20.05.2008

Mon amoureuse

C’était un amour de vacances… Je rentrais chez moi, là haut, dans le brouillard, elle descendait vers le midi (le midi). Nous n’étions encore que des enfants, tout ça.

On s’est écrit, longtemps, elle habitait à Bordeaux, moi à Paris.

Elle est venue une fois passer un week-end à la maison, sous couvert d’une réunion de famille.

Nous sommes allé voir tous les deux l’exposition autour du Blau Reiter (les expressionnistes allemands, tas d’incultes !). Devant je ne sais quelle toile d’un des peintres du groupe die Brücke, j’ai osé prendre sa main. J’avais quatorze ans, mon cœur battait, je n’avais jamais embrassé une fille.

Et je n’ai pas osé le faire.

Elle est rentrée chez elle et plus jamais l’occasion ne s’est reproduite. Ce genre de chose n’arrive pas souvent et les filles ont bien raison de refuser un garçon qui a loupé le coche.

N’empêche, j’étais triste.

Nous sommes resté en contact, nous écrivant de temps en temps, s’appelant à l’occasion, une fois par an… Le temps a passé et nous ne sommes pas perdu de vue pour autant.

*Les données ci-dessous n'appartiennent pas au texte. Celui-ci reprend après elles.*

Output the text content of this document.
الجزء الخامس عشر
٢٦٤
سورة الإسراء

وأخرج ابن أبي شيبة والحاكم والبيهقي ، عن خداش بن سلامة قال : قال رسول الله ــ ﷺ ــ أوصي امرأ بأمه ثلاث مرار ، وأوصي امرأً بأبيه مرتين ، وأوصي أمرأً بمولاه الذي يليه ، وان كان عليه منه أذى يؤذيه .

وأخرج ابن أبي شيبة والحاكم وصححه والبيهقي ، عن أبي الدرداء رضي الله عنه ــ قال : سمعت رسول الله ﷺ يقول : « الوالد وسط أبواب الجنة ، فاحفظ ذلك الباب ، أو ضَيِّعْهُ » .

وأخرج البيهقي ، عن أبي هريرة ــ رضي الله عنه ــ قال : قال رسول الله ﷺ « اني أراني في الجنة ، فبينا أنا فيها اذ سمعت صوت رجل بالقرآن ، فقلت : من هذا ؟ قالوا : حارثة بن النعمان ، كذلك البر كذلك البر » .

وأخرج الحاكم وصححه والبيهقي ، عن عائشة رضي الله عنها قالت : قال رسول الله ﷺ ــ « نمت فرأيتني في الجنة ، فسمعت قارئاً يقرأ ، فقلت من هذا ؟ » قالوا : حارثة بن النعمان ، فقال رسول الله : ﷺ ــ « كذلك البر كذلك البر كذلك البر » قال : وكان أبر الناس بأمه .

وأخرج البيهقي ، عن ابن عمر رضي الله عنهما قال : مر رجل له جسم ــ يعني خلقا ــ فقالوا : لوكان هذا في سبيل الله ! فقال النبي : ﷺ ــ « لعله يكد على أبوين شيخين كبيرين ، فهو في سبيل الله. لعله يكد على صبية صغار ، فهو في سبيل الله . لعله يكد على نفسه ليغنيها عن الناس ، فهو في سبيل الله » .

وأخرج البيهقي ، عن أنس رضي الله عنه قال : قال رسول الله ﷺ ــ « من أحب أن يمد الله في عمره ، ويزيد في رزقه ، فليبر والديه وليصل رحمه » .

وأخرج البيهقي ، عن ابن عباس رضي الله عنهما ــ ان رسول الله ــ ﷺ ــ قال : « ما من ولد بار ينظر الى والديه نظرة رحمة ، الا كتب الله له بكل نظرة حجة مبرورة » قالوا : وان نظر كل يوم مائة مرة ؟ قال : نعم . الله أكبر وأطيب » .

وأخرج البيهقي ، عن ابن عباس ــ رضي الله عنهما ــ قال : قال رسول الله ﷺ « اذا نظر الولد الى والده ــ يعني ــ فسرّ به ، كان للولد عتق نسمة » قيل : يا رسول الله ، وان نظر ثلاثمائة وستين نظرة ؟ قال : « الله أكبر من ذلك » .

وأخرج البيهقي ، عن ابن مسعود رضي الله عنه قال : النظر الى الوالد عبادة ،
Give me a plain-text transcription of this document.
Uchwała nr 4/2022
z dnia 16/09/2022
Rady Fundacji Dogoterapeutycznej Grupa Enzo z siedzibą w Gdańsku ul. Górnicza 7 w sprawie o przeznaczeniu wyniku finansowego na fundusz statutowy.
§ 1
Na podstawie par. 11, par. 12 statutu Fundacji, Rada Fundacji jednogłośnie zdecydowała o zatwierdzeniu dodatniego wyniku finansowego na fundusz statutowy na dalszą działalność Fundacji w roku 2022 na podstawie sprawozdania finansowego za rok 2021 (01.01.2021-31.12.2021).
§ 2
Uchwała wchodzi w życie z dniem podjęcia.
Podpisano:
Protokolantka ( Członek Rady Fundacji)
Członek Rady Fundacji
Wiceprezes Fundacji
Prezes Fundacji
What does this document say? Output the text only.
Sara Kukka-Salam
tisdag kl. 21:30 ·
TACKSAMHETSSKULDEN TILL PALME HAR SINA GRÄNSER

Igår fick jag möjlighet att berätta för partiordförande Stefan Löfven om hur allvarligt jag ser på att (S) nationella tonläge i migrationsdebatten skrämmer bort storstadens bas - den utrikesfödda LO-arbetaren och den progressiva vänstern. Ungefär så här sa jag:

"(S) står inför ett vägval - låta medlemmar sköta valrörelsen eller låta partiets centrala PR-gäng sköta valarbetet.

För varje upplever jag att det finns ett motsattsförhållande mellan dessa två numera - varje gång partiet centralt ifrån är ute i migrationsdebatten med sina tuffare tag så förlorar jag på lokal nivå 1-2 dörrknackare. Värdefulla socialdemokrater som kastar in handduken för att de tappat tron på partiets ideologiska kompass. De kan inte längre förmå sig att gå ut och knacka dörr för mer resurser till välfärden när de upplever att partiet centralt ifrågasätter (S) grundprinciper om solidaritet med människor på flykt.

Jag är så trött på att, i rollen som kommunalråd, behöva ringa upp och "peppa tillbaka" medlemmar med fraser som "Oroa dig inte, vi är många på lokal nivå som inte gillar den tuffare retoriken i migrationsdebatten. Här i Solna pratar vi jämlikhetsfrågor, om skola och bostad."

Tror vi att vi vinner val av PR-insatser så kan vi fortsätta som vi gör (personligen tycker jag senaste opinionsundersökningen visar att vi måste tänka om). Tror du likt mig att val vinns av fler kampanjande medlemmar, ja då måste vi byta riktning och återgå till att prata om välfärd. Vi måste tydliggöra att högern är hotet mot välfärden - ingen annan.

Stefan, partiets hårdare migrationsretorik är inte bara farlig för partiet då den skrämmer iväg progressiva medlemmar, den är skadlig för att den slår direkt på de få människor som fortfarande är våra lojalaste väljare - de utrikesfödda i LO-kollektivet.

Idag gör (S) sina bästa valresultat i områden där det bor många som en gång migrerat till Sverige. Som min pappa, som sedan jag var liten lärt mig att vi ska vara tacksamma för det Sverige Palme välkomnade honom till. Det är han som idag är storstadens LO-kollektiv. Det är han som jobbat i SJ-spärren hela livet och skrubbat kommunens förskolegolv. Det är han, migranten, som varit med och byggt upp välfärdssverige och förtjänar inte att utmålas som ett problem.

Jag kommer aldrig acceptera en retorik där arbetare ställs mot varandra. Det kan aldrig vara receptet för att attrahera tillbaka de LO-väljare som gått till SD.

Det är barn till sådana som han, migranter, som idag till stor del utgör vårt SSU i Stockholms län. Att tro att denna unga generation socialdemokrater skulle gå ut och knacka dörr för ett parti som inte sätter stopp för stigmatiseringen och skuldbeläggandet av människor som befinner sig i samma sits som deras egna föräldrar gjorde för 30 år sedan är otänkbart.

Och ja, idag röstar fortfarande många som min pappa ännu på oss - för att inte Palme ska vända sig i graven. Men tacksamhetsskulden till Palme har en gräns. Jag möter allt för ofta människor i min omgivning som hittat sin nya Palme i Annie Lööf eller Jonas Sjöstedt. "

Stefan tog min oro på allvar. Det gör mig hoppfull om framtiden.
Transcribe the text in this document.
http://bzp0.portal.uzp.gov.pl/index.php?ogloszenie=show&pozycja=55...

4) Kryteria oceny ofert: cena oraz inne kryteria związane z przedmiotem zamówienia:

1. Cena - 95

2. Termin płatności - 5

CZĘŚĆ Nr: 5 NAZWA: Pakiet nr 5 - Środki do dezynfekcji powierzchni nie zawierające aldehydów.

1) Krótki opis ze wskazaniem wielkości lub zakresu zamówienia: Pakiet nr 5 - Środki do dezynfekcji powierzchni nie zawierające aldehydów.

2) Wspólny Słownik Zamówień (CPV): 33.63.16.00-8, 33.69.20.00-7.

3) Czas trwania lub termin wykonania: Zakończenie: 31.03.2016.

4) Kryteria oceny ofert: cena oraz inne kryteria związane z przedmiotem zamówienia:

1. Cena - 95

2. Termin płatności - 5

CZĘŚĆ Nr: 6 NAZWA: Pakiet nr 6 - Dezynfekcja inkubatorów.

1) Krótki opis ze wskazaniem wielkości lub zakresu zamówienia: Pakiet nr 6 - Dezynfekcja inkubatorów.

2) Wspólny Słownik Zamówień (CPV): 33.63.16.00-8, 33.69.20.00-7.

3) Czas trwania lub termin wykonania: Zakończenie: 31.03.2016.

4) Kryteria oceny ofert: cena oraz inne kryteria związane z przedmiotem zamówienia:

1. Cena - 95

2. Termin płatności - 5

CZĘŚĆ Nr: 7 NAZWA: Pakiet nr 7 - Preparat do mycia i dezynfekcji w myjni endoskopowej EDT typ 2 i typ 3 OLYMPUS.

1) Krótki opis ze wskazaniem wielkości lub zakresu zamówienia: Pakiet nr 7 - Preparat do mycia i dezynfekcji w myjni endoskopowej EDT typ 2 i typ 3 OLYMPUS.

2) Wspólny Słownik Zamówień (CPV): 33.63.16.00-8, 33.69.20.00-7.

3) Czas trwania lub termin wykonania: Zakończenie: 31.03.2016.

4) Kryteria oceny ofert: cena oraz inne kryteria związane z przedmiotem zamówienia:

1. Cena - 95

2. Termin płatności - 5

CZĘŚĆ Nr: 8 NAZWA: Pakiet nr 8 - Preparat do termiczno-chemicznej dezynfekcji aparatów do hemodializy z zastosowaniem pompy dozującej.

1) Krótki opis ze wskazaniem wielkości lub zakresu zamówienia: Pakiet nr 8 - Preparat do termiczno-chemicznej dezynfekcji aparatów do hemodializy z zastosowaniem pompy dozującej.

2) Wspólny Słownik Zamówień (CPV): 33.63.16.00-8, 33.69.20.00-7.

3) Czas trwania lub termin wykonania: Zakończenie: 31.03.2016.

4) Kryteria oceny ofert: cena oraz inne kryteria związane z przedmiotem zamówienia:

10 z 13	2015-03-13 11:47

Un soir, j’ai eu la surprise de la croiser lors d’une soirée étudiante… Elle faisait ses études à Paris et sortait avec une connaissance, un gentil garçon pas folichon et brillant. Nous nous sommes tout de suite reconnu, mais le temps avait passé.

C’était tendre et drôle.

De loin en loin, on se revoyait, autour de la bande d’amis de son chéri. On s’entendait toujours aussi bien, une connivence d’un acte manqué en commun. Ils se sont séparés, je l’ai appris par quelqu’un d’autre.

J’ai perdu de vue mon ancienne amoureuse.

Et puis, et puis…

Et puis un soir, je me retrouve dans une boîte de nuit rigolote (le Globo) avec un grand groupe d’amis et qui voilà… ?

On rigole, on se débriefe nos vies… et puis bon, l’alcool, la danse… je m’approche, elle me voit venir gros comme une maison.

« Attends, mais c’est ridicule, on va pas… »

« Mais si, mais si ».

On a.

Quinze ans après, j’embrasse finalement cette fille.

Elle m’a ramené chez elle, et là… hé bien on a tout fait.

Hé… on était plus des enfants.

 

Mon amoureuse d’enfance… Alors ça, c’est fait.